Dia menjelaskan, kasus yang mendera warga Dago Elos ialah satu dari sekian banyak korban dari para pemain 'verponding'.
"Pekerjaan rumah yang besar dan harus bersama-sama (ditangani). Pemain-pemain eigondom verponding. Secara pemahaman saya dan aturan yang berlaku, memang sudah tidak boleh. Tapi masih ada celah," ujarnya.
"Kadang-kadang begini celahnya terjadi, lantaran ada mafia kasus, markus atau calo. Kalau enggak (mengincar) ganti rugi, biasanya, ujung-ujungnya dia kalah," tandasnya.
Dia pun menambahkan, warga yang tersandung masalah yang serupa. Di kemudian hari, seharusnya meminta bantuan para anggota DPRD Kota Bandung. Sampaikan aspirasi.

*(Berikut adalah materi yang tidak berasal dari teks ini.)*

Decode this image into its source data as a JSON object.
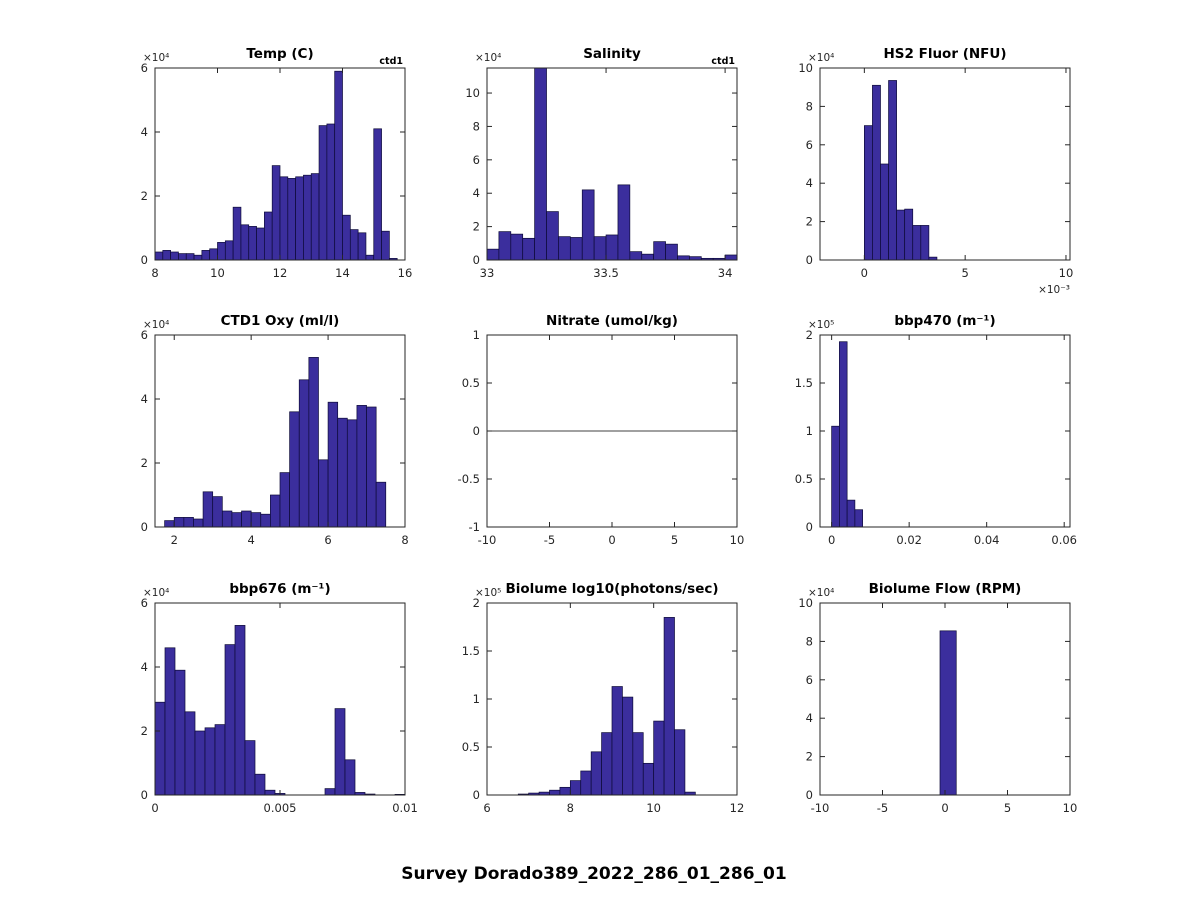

"Kalau misalnya ada kebuntuan, aspirasinya ada di DPRD Kota Bandung. Audiensi lagi ke DPRD, bikin surat, masalahnya apa? Jadi resmi. Nanti, kan, yang mikir dewan," imbuh Erick.
Mengingat saat ini, kata Erick, kasus sengketa sudah ditangani peradilan. DPRD Kota Bandung tak bisa ikut campur.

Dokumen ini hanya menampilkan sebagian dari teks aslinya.